There’s an unanswerable question that always hangs around generative art: Is the real art in the code or the output? Does it have to be one or the other, or can it be both? The debates go on. Blockchain provenance further complicates the issue because precise ownership is recorded in a smart contract that treats the output as a collectible object.
Rudxane added new dimensions to this debate with his 2024 work Bootleg. Inscribed on the Bitcoin blockchain using the Ordinals protocol, the work is not merely the output of an algorithm, as is the case with most generative art NFTs. Instead, Bootleg is a way for the collector to own the algorithm itself, and therefore choose how many outputs to make and which to keep. The owner of the work becomes steward of the machine that makes images, not just the images themselves. These choices, thanks to the unique parent/child inscription process of Ordinals, become a permanent part of the work’s provenance. The collector becomes a collaborator.

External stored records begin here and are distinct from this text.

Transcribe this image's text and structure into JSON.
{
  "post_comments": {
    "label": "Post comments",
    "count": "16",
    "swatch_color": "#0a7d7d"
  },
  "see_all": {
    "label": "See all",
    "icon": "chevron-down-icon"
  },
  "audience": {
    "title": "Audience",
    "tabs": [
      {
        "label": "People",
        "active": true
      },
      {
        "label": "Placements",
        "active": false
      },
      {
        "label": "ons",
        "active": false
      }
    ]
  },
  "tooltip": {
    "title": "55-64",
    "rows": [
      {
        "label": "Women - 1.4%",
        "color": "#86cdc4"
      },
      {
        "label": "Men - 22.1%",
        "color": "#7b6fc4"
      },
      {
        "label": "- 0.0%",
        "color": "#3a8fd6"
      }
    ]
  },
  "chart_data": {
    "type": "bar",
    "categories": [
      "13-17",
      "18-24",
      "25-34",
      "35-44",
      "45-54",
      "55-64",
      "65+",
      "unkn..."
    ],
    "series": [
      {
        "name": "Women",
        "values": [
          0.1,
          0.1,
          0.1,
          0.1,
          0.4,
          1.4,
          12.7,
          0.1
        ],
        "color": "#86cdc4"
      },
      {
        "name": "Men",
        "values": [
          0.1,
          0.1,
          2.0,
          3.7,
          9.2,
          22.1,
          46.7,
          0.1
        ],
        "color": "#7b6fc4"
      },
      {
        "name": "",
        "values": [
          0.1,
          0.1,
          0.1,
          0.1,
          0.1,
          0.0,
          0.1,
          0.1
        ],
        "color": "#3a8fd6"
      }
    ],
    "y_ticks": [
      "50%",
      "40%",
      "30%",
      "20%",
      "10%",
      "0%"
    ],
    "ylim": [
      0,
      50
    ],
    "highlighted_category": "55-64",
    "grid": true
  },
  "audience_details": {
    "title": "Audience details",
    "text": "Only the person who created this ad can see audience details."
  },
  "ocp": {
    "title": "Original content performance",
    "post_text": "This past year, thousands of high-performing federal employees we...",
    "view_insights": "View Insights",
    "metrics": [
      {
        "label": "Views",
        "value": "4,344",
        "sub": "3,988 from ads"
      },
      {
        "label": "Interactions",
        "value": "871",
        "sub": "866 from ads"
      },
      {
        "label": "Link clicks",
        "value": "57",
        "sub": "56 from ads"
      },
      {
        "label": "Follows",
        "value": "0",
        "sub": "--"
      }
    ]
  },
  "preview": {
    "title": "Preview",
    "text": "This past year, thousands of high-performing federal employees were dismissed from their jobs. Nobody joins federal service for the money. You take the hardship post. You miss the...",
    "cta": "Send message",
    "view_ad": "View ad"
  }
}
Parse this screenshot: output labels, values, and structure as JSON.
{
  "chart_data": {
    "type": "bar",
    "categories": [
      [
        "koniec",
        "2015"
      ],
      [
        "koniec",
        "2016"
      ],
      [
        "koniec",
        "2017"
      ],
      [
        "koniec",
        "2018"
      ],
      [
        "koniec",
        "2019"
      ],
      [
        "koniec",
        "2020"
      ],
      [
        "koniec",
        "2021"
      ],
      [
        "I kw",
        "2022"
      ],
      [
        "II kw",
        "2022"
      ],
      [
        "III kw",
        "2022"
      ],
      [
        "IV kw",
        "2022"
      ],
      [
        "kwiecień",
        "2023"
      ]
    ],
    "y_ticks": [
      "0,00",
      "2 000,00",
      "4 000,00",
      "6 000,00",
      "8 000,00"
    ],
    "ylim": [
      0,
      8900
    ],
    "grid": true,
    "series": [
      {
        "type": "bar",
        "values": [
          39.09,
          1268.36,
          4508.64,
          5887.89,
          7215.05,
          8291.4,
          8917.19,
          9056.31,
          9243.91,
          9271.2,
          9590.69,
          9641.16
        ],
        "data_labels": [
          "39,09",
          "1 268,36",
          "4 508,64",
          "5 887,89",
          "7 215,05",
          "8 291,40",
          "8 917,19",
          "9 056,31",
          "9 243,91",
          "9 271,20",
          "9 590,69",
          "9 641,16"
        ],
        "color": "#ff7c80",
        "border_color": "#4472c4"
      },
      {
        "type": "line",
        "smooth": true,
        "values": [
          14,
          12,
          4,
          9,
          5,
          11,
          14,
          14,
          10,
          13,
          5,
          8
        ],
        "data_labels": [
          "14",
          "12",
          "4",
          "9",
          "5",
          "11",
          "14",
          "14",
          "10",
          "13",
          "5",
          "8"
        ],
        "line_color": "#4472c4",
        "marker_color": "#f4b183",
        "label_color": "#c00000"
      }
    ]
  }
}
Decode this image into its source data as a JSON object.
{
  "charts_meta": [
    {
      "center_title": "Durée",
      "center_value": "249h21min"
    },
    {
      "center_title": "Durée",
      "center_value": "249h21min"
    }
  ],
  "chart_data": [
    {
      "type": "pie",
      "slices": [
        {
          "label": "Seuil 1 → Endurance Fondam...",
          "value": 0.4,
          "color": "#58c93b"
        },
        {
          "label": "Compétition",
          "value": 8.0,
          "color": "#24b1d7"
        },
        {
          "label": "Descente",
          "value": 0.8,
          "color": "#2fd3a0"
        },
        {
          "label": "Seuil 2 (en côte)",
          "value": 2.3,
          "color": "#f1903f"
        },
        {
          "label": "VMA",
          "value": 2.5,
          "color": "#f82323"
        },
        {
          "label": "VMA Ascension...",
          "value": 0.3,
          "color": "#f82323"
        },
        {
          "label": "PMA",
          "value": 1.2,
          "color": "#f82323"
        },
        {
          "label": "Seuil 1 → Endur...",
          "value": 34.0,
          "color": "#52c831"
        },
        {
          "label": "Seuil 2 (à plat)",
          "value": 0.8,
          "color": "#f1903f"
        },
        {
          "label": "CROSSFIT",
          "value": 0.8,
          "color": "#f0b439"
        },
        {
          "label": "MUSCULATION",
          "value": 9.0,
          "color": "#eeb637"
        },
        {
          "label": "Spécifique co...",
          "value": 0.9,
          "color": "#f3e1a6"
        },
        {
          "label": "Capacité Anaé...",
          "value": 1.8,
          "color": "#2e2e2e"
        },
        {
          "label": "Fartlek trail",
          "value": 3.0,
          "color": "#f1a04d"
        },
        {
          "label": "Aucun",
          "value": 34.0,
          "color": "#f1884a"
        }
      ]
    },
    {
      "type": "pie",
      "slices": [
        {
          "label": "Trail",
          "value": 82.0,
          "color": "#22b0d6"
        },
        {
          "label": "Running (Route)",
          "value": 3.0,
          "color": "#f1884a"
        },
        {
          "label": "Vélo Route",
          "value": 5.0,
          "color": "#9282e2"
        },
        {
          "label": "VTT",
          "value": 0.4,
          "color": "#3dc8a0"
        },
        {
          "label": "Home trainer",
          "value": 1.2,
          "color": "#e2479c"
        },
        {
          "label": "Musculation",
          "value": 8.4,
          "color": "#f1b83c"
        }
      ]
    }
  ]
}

The images are produced by an algorithm that Rudxane named “Tijd,” which is embedded in the work. They consist of fields of black, tan, green, off white, or other tones, overlaid with fine grids. On the grids are marks that vibrate and move, connected with arcing lines to other points or clusters of marks. The glitching points correspond to the calendar and are constantly updated, just like the perpetually updating Bitcoin blocks on which Bootleg is inscribed.